Loi d’accélération des énergies renouvelables: une occasion manquée?

Image par Zsuzsa Boka de Pixabay

J’ai suivi avec attention les débats à l’Assemblée nationale en décembre 2022 sur le projet de loi d’accélération des énergies renouvelables. Je l’ai fait comme ancien député, rapporteur pour avis du budget de l’énergie et rapporteur en 2016 de la ratification de l’Accord de Paris sur le climat. Je l’ai fait également comme ancien cadre-dirigeant du secteur solaire, passionné par cette énergie et son déploiement que je vois comme une perspective enthousiasmante pour notre pays, pour l’Europe et pour le monde. Faut-il accélérer le déploiement des énergies renouvelables en France ? A l’évidence oui, et plus encore lorsque l’on se traine en queue de peloton, seul Etat membre de l’Union européenne incapable de tenir ses engagements de porter la part des énergies renouvelables à 23% du mix énergétique. Cette situation est invraisemblable et inacceptable. Les énergies renouvelables sont vertes, elles sont propres et elles sont déjà les moins chères. Elles permettront demain de produire le surcroît d’électricité nécessaire pour faire face aux défis d’un monde décarboné.

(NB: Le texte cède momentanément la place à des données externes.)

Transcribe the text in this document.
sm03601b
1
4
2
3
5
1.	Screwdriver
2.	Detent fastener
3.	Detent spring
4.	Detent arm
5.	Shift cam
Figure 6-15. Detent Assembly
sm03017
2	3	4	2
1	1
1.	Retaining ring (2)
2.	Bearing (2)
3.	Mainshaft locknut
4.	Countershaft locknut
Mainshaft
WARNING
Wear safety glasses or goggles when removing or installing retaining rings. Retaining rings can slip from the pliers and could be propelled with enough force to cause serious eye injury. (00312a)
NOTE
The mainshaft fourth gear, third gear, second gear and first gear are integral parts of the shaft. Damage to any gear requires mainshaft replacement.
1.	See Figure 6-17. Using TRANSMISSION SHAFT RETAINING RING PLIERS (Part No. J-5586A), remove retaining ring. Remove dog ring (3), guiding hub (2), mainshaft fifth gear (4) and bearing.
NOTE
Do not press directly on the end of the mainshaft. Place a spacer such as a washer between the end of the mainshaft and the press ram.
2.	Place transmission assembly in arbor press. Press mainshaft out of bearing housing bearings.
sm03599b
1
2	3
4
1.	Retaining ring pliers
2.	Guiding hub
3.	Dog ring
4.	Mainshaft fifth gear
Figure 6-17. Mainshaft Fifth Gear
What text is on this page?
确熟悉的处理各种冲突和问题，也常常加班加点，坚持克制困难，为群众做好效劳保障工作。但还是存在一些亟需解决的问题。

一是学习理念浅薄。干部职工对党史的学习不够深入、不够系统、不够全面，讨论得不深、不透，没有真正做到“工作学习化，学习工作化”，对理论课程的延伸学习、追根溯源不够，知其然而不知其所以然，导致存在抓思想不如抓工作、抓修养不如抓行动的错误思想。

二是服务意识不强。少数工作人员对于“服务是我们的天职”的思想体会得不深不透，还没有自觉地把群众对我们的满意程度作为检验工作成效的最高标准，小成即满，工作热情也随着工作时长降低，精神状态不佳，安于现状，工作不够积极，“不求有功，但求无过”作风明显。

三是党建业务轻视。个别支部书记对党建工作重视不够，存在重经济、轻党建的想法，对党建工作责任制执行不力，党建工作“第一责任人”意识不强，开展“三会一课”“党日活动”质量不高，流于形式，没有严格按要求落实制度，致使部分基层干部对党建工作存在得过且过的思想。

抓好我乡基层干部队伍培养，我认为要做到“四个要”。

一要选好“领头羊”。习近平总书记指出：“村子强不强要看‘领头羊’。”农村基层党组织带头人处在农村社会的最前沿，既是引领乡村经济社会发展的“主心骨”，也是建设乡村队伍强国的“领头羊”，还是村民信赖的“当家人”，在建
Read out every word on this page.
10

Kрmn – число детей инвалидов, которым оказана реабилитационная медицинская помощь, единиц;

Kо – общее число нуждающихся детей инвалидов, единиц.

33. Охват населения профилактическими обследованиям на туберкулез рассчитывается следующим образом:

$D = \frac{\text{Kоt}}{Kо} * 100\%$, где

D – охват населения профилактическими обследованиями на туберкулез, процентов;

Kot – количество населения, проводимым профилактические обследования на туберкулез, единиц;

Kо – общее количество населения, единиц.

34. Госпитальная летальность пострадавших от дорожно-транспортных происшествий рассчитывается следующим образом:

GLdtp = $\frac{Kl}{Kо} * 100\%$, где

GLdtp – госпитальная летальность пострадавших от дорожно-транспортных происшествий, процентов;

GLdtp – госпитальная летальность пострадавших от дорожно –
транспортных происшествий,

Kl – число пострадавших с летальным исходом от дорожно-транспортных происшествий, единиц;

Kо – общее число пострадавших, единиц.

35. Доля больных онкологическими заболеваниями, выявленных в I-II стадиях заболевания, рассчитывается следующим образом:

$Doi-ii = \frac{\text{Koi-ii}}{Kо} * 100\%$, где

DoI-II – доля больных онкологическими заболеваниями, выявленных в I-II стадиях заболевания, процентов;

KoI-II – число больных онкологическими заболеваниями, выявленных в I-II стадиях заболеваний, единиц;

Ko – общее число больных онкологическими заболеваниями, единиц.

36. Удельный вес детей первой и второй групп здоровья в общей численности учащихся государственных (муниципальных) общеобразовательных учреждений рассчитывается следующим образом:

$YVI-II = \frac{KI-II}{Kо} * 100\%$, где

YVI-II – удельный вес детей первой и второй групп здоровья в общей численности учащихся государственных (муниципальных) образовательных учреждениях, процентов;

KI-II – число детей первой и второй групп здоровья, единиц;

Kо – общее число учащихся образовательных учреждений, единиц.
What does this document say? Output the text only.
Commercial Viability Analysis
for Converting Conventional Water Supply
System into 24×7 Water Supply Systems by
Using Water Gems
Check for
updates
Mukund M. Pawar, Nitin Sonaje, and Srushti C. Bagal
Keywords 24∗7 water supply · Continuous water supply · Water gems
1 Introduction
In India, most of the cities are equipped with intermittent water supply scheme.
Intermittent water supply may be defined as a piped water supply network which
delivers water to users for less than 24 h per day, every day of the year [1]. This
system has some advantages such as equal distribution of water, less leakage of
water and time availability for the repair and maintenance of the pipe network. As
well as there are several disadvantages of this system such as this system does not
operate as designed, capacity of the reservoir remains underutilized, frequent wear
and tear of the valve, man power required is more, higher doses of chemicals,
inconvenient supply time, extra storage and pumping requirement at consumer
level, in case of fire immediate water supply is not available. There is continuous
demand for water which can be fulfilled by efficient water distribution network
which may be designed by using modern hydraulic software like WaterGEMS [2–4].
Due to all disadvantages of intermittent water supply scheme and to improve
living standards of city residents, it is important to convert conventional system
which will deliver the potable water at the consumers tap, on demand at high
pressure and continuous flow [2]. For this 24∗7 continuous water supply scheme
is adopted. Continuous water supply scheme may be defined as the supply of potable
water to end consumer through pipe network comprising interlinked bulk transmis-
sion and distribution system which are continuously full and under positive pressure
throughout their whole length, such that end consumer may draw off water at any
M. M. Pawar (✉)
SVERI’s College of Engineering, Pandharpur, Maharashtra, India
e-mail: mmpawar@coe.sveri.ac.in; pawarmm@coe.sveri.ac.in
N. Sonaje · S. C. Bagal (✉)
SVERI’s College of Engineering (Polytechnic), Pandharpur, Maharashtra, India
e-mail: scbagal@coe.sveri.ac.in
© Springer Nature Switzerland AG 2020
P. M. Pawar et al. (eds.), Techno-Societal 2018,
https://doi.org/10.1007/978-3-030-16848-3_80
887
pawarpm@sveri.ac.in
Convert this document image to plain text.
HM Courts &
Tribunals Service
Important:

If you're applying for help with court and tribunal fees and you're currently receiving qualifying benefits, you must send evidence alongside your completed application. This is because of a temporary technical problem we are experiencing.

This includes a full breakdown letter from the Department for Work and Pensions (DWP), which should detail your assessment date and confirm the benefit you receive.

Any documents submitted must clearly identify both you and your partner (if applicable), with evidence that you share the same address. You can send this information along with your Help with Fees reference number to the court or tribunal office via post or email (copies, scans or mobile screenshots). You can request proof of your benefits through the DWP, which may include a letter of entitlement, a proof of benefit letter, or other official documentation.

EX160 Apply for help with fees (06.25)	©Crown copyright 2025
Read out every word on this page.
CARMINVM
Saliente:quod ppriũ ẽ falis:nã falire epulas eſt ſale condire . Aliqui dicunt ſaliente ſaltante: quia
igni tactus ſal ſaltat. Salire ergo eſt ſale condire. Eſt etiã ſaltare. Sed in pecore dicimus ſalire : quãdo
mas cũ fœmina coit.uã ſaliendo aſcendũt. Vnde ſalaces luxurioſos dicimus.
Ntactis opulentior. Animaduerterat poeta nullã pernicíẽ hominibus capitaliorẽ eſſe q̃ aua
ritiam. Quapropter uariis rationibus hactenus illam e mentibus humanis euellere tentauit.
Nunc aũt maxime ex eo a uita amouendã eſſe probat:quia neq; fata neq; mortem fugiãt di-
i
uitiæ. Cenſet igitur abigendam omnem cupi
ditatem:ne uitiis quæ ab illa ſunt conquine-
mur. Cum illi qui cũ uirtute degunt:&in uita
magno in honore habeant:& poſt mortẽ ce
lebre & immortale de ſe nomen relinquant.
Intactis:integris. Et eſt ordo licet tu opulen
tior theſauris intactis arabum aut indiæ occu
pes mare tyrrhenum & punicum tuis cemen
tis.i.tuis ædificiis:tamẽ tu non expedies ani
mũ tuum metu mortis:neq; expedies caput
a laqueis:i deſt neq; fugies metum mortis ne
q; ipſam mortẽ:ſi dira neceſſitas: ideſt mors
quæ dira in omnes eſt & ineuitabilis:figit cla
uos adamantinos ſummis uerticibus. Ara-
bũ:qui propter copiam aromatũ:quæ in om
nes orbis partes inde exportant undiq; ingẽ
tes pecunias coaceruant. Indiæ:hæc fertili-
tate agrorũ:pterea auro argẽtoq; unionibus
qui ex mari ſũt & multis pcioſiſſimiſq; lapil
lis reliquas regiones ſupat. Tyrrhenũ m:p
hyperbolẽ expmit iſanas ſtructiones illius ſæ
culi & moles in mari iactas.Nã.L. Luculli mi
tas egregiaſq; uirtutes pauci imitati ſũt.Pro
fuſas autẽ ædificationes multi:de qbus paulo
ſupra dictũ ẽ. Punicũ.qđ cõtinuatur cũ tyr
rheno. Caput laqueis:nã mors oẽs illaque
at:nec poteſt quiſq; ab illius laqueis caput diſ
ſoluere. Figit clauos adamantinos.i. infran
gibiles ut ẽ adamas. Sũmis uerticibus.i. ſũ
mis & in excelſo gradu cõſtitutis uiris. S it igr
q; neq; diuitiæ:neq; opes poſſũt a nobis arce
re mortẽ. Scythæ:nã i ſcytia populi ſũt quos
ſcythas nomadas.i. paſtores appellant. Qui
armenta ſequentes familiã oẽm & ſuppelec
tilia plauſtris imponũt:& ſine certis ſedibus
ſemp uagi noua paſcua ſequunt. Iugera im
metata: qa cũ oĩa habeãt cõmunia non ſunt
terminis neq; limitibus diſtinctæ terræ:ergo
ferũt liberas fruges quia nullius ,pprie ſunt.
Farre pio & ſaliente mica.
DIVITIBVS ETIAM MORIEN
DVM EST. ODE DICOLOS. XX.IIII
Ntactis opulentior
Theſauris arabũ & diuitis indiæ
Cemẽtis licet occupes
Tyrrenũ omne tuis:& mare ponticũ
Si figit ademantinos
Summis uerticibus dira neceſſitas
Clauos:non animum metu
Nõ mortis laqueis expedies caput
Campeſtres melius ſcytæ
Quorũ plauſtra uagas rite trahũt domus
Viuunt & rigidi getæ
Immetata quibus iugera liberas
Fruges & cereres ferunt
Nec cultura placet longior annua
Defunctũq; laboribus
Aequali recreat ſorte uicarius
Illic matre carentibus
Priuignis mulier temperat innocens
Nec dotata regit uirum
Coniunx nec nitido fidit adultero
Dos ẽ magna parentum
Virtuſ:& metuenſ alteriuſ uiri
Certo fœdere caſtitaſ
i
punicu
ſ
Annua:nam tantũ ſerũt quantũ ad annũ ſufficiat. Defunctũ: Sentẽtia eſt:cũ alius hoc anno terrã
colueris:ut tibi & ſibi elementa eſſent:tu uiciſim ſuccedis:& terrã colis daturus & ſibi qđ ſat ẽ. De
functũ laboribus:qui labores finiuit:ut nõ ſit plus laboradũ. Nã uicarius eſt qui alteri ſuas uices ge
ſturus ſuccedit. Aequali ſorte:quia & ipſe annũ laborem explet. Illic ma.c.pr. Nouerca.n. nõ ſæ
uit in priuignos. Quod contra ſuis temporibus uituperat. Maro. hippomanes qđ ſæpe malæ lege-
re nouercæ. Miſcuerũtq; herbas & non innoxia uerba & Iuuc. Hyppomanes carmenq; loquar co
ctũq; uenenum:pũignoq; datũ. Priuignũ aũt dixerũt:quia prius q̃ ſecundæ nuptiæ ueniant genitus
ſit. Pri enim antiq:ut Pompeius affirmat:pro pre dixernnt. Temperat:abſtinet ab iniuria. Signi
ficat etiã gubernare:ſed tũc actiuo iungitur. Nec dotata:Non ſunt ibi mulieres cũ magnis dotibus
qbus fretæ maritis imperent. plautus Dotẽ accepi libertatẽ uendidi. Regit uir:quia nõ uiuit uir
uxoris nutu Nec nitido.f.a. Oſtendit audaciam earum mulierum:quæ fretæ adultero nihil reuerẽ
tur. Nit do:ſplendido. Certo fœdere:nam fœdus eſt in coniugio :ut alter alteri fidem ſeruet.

Je m’étais réjoui de voir le gouvernement et le Parlement s’emparer de l’accélération des énergies renouvelables. Les débats législatifs ont été animés, parfois agités. Je les ai écoutés avec intérêt, puis avec une inquiétude grandissante, au point de douter que le texte adopté par l’Assemblée nationale puisse contribuer à quelque accélération que ce soit, si ce n’est à celle du contentieux administratif. Ce n’est pas en ajoutant toute une série de verrous, interdictions et autres conditions nouvelles au cadre actuel que l’on libérera en effet le déploiement des énergies renouvelables. Le marché a besoin de liberté et nos territoires aussi. Or, le texte issu de l’Assemblée et préservé pour l’essentiel en commission mixte paritaire le 24 janvier peut conduire à un moratoire de fait tant les incertitudes sont multiples. Ainsi, à vouloir prévoir des zones d’accélération, on en arrive à parcelliser les territoires et in fine au risque que l’administration finisse, dans l’attente de leurs périmètres, par délivrer au compte-goutte les permis de construire tant attendus par les porteurs de projets.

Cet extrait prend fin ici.